Desde el inicio de la pandemia, las instituciones de la Comunidad Valenciana han suspendido de manera unilateral los contratos destinados a eventos del sector del espectáculo, en una decisión que además no ha ido acompañada de indemnización alguna.
Esta situación ha abocado ya al cierre de más del 30% de sus integrantes, un número que podría doblarse de continuar la actual política.
Esta industria genera más puestos de trabajo conjuntamente que gremios como artistas falleros, floristas, indumentaristas o pirotécnicos, quienes sí han recibido ayuda pública para sobrellevar las pérdidas hasta la vuelta a una cierta normalidad.
A lo largo de 2020, aun en los momentos donde se levantó el Estado de Alarma y se permitieron otro tipo de espectáculos adaptados a las normas de seguridad vigentes, no se han reanudado los acuerdos establecidos previamente.

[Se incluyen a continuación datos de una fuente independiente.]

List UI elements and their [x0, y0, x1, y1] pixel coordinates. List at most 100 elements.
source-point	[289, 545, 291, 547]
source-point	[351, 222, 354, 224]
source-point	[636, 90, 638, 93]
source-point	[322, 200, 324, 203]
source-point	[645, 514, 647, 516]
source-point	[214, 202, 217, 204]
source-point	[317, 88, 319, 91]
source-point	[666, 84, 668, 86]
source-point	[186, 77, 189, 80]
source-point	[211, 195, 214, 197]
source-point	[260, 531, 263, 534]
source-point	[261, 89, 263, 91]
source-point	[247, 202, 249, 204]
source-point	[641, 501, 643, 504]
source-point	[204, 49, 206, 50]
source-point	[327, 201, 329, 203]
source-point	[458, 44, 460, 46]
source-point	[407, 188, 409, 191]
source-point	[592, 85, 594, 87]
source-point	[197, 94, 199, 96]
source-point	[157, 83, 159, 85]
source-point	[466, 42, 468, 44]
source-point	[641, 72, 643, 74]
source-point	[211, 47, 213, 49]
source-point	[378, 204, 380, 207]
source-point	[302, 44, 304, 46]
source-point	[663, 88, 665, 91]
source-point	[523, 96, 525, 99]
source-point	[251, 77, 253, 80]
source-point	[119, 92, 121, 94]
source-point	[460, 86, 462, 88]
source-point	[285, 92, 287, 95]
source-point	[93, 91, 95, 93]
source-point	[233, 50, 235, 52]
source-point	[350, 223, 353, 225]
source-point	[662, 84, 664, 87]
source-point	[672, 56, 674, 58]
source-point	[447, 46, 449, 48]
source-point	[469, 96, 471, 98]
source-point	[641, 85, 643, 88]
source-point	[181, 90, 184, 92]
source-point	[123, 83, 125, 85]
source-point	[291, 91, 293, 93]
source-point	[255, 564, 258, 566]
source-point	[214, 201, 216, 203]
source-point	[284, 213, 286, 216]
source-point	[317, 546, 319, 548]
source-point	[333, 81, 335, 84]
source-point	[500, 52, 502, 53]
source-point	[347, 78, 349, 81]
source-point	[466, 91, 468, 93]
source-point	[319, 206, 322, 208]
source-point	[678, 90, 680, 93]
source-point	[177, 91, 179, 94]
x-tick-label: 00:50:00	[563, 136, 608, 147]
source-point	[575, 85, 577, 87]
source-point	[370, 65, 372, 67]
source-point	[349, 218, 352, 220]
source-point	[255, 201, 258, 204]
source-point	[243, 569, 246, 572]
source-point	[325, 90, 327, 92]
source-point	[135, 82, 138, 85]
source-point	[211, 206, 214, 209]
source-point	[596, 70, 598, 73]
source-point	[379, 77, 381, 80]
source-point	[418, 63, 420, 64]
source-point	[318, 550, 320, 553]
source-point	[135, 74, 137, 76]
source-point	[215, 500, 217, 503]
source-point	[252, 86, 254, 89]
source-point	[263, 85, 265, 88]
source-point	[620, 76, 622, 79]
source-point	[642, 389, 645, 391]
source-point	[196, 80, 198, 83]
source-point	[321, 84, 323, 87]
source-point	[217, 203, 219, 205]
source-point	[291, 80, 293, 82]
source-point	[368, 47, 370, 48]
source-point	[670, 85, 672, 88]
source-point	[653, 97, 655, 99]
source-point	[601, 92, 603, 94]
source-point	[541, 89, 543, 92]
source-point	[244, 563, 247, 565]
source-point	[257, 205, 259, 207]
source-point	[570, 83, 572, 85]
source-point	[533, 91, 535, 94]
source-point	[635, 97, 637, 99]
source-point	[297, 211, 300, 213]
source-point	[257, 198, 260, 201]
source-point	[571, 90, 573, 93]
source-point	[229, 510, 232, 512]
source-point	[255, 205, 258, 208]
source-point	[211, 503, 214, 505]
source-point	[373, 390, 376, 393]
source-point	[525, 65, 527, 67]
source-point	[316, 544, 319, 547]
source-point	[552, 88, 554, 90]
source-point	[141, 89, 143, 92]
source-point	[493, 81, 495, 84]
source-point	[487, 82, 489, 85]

Asimismo, la previsión para 2021 sigue siendo poco halagüeña, puesto que la mayoría de Ayuntamientos y comisiones continuan sin la intención de contratar este tipo de eventos de cara a la próxima temporada.
La situación contrasta con comunidades como Galicia o Castilla-León, donde se ha reconocido y rescatado al sector inyectándoles recursos económicos para que las empresas puedan sobrevivir y mantener puestos de trabajo.
En caso de no recibir respuesta institucional, la ASOES CV comenzará a partir del 21 de diciembre una serie de concertaciones periódicas frente el Palau de la Generalitat.
Asimismo, también se encuentra sobre la mesa la posibilidad de denunciar por vía judicial todos los contratos que se suspendieron de forma unilateral por parte de ayuntamientos y entidades festivas solicitando la indemnización pertinente por los mismos.